Margaret Doughty was a permanent resident of the United States for 30 years and applied for U.S. citizenship after years of working as a literacy advocate, according to ABC World News. The Englishwoman, 64, was initially rejected as a naturalized citizen for her lack of religion and anti-war beliefs. Following a public outcry, Doughty was given a second chance to become a naturalized U.S. citizen.
While filling out the appropriate forms at the U.S. Citizenship and Immigration Services office, Doughty was questioned for her response regarding her willingness to bear arms for the country. Doughty said no, even though an officer recommended that she say yes because she would never actually be called to duty. Doughty explained that she refused to lie on her application and noted that her decision was based on moral and ethical grounds. USCIS officials she would be required to submit a letter on official church stationary in order to back her position.

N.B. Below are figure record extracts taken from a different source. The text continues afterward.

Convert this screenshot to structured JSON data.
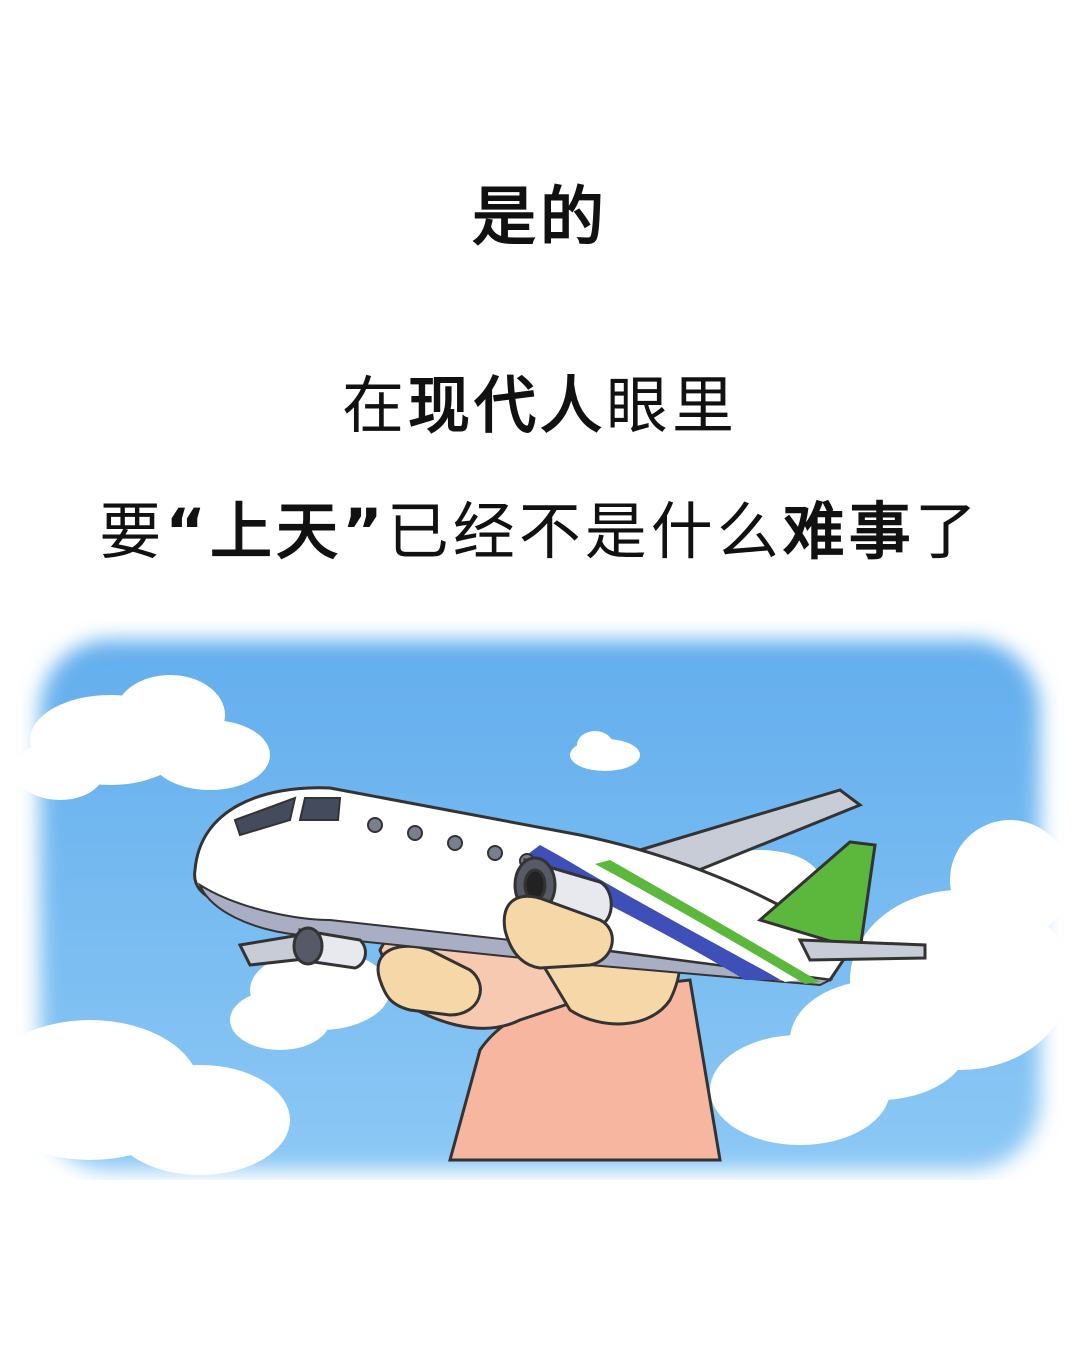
{
  "heading": "是的",
  "line2": {
    "part1": "在",
    "bold1": "现代人",
    "part2": "眼里"
  },
  "line3": {
    "part1": "要",
    "bold1": "“上天”",
    "part2": "已经不是什么",
    "bold2": "难事",
    "part3": "了"
  },
  "illustration": {
    "sky_color": "#6fb7f0",
    "plane_body_color": "#ffffff",
    "plane_stripe_blue": "#3f4fb8",
    "plane_tail_green": "#5cb83c",
    "hand_color": "#f6d7a8"
  }
}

“The Constitution requires that secular beliefs and religious beliefs be treated equally under the law, and we’re pleased that officials at U.S. Citizenship and Immigration Services have reversed course and recognized this,” Bill Burgess, attorney for the American Humanist Association’s Appignani Humanist Legal Center, said in a statement. “We hope Margaret Doughty’s case ensures that non-religious applicants for U.S. citizenship are treated fairly.”
After the story went viral, the press and public sent letters urging the office to accept her application based on her moral decisions. On June 20, USCIS officially withdrew the request for religious proof of her beliefs and her application was approved, according to a follow-up report from Divided Under God. Doughty is set to be naturalized on June 26, 2013.